To that end, Cecil and his team are writing the software that will transform a garden-variety SQL relational database into a medical research tool. He has about five programmers working on recommendations coming from several staff level doctors including Irene Katzan and Erica Schneider. The database captures a range of information such as X-rays, text, and physical data so others can check the integrity of conclusions.

Electronic medical records (EMRs) are a critical first step in capturing patient specific medical data. The analysis of this electronic data is the job envisioned by the Clinic's Knowledge Project. EMRs revolve around the patient while the Knowledge Project database will focus on diseases.

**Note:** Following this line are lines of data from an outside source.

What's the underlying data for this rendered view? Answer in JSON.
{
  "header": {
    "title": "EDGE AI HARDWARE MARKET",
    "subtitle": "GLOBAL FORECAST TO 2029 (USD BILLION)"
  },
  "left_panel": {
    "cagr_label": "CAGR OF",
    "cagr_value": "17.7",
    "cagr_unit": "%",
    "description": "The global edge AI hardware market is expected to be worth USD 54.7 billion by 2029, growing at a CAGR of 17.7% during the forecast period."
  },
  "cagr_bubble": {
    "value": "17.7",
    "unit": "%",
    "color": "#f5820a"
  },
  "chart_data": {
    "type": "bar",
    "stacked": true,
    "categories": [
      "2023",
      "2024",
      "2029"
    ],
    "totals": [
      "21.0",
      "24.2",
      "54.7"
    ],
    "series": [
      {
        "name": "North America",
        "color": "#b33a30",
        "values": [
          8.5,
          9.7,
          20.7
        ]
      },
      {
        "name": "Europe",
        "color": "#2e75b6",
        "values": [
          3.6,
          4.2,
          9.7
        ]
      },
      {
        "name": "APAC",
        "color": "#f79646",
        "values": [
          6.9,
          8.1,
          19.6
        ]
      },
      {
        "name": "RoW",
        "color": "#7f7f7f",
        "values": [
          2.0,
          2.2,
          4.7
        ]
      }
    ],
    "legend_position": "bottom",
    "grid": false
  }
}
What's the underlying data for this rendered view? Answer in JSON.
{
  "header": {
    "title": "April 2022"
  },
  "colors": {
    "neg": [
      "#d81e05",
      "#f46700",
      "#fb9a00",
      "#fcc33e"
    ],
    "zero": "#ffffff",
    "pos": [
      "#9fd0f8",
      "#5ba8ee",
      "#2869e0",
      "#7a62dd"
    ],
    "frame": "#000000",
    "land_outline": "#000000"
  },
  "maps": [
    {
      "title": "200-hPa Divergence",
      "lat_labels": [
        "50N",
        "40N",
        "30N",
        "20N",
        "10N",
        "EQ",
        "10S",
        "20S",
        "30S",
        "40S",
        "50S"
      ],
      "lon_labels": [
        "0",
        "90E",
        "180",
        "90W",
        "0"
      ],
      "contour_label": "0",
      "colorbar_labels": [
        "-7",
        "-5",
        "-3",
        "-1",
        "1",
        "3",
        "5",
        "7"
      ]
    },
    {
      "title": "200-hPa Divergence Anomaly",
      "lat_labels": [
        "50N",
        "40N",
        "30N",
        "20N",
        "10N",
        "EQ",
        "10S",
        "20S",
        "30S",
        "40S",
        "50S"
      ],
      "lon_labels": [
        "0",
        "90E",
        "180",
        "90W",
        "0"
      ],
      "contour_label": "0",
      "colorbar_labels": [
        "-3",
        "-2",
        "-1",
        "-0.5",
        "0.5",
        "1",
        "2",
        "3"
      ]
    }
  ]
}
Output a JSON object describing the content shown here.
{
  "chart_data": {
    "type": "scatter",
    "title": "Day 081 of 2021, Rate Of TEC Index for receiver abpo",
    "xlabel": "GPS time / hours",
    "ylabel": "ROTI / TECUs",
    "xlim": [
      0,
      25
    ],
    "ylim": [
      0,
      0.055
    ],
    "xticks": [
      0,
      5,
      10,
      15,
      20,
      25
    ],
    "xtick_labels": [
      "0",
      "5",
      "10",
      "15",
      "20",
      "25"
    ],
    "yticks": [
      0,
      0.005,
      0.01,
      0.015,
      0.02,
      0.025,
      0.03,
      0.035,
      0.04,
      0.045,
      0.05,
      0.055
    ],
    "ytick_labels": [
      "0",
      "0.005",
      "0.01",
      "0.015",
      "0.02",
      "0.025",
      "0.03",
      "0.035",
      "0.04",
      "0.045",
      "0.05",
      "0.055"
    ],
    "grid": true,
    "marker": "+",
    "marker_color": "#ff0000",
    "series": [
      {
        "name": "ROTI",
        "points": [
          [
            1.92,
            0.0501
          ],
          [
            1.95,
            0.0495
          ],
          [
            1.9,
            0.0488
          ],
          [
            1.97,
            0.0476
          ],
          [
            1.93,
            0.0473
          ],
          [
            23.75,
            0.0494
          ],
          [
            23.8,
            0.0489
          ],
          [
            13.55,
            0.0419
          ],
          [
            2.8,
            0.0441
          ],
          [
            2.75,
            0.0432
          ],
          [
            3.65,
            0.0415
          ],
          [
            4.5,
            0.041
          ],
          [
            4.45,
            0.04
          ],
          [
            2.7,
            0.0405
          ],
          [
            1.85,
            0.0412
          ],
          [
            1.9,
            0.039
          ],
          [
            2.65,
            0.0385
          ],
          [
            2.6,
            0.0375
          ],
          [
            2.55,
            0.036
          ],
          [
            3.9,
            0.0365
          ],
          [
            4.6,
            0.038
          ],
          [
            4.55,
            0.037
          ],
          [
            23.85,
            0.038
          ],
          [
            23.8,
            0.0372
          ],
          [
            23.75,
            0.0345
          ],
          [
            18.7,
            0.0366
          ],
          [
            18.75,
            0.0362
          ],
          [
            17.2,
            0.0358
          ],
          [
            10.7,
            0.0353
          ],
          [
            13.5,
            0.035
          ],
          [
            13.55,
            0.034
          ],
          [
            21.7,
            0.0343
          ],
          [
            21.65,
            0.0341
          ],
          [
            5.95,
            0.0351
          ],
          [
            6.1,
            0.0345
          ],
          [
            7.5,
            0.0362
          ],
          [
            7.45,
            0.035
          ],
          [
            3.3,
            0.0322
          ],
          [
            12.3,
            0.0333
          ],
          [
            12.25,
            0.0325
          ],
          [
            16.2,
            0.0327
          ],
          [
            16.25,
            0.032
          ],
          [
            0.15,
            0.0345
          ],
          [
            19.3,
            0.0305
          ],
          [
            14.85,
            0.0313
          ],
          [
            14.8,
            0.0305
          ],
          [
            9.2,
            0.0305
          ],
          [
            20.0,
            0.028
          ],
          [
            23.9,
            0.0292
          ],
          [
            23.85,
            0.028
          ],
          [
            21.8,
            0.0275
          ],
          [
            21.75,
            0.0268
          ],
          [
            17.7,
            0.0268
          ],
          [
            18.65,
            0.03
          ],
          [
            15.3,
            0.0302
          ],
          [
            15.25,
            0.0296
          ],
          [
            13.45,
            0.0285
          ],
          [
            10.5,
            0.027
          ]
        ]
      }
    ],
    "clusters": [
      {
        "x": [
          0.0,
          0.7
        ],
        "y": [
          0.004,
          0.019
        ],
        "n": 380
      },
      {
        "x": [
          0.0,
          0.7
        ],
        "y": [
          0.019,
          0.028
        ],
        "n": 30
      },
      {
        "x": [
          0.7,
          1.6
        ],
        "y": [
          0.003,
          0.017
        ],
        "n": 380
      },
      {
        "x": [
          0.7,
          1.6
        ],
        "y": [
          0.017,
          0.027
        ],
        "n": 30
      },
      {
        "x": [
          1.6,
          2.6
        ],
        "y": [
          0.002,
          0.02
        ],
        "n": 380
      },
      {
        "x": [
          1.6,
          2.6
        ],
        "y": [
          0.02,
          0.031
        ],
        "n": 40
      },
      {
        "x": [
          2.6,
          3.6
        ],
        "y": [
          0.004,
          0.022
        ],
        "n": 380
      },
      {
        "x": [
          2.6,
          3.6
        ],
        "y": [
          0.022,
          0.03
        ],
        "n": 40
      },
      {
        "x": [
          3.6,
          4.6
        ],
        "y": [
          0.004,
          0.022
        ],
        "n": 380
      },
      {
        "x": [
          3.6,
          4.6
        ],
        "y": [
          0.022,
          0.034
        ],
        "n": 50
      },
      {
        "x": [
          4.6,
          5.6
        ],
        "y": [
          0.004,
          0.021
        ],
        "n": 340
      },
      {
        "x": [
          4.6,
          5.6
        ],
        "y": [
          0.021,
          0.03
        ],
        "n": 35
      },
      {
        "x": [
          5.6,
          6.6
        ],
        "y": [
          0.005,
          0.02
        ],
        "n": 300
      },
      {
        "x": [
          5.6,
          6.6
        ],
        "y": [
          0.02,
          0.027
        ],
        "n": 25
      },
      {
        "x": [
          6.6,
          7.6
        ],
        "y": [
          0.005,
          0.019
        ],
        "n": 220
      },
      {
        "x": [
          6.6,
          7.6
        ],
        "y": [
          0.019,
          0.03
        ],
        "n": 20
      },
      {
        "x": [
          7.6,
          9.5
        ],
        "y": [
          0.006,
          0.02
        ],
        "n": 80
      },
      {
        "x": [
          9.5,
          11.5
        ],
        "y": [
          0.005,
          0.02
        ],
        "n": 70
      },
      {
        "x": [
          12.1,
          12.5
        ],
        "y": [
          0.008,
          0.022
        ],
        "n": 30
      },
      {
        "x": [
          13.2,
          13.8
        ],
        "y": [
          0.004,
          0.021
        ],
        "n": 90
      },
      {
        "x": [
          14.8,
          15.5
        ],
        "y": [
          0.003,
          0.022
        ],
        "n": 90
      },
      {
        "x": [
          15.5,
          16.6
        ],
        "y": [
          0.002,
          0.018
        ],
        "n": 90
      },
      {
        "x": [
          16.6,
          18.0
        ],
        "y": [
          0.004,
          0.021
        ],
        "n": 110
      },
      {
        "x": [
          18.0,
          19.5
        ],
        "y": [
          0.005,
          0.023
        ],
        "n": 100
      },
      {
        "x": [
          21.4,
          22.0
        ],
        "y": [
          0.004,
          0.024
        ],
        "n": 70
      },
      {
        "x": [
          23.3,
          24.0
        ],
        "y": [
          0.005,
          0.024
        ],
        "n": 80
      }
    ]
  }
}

There is plenty of medical information in the world, but it's not as useful as it could be because it's scattered all over the place. “In fact, we don't know what we know,” said Eli Lilly CEO Sidney Taurel at this year's Innovation Summit sponsored by the Clinic. But suppose that data were in an electronic format and searchable by device makers and pharmaceutical researchers. The result could be safer drugs and those developed for uncommon diseases. Taurel suggests Federal restrictions are making data mining less useful than it could be. There's little doubt, he said, that life-saving information is already gathering in EMRs.

Smaller research facilities might find it difficult to do what the Clinic is undertaking. But what if there was a national database of human conditions, one that let you donate data about yourself for the common good? A national medical database begun today would pay off for generations because health data does not depreciate. It becomes more useful as more of it accrues.

Of course contributions to such a database would be voluntary and anonymous. Taurel says three out of four patients are already willing to share information for research. That should be no surprise. After all, many of us will share organs after we die, so what's a little medical data?

Such a database will only be practical if rule writers at the Health and Human Services Administration get out of the way and let medical researchers decide what a database should hold. A spec could turn into a working database within a few months. Funding would come from research institutions and access to it could be licensed.

What's ironic is that databases are the responsibility of IT departments and in most companies that refers to people who keep networks working and Websites up-to-date, the geeks. They're often ridiculed and frequently the butt of jokes. But these code pounders could be heroes if they make it possible to find information needles in the enormous haystack of a national medical database. All of a sudden, they're not so geeky.